Sabtu, 29 April 2017

Bekerja Sambil Menikmati Liburan di Kraton Yogyakarta


Saya selalu senang jika mendapat tugas di Yogyakarta. Itu artinya, saya bisa mampir untuk menengok orangtua sembari berwisata kuliner.  Sebagai orang yang lahir dan besar di Yogyakarta, saya punya banyak kenangan dengan banyak rumah makan di tempat ini.


6 hari mengelilingi kraton membuat saya teringat masa kecil. Dulu orangtua saya kadang mengajak ke kraton tiap ada acara besar. Waktu kecil, kakek juga sering membacakan cerita-cerita wayang. Pertunjukan wayang, latihan tari, dan ruangan-ruangan di kraton mengingatkan saya pada masa itu. Saya melihat gamelan Kyai Guntur Madu dan Nogo Wiloto ditaruh di bangsal. Saya jadi kangen mendengarkan kedua gamelan tersebut saat peringatan sekaten. Musiknya pelan dan sakral. Saya juga suka berjalan-jalan di bangunan tua kraton yang memiliki perpaduan arsitektur hindis dan jawa dengan sudut-sudut dan perabotan cantik. Termasuk didalamnya, tegel-tegel kunci warna-warni yang menghiasi banyak ruangannya. Suatu saat nanti, saya ingin membangun rumah di Yogya dengan tegel ini di interiornya.

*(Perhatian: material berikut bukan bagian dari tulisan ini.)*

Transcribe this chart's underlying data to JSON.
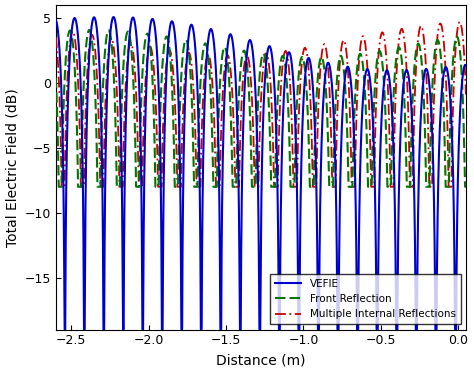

Kali ini, saya bertugas membuat film dokumenter untuk program “Melihat Indonesia”, Metro TV. Kali ini, temanya tentang abdi dalem. Di Kraton Yogyakarta, ada seorang anak berumur 9 tahun bernama Rizki Kuncoro Manik. Wajahnya sejak berumur dua tahun kerap menghiasi media massa lokal. Rizki dikenal sebagai cucu seorang abdi dalem bernama Mbah Suyat. Bocah ini selalu mengikuti Mbah Suyat ketika bekerja atau datang ke acara-acara Kraton. Karena seorang anak kecil dengan busana tradisional jawa itu terlihat lucu, media kerap meliputnya. Berapa televisi lokal juga pernah membuat profilnya. Padahal, Rizki sendiri bukan abdi dalem. Untuk menjadi abdi dalem, orang harus melalui acara pawiyatan—semacam kuliah yang ditutup dengan wisuda. Dan, Rizki belum cukup umur untuk itu.  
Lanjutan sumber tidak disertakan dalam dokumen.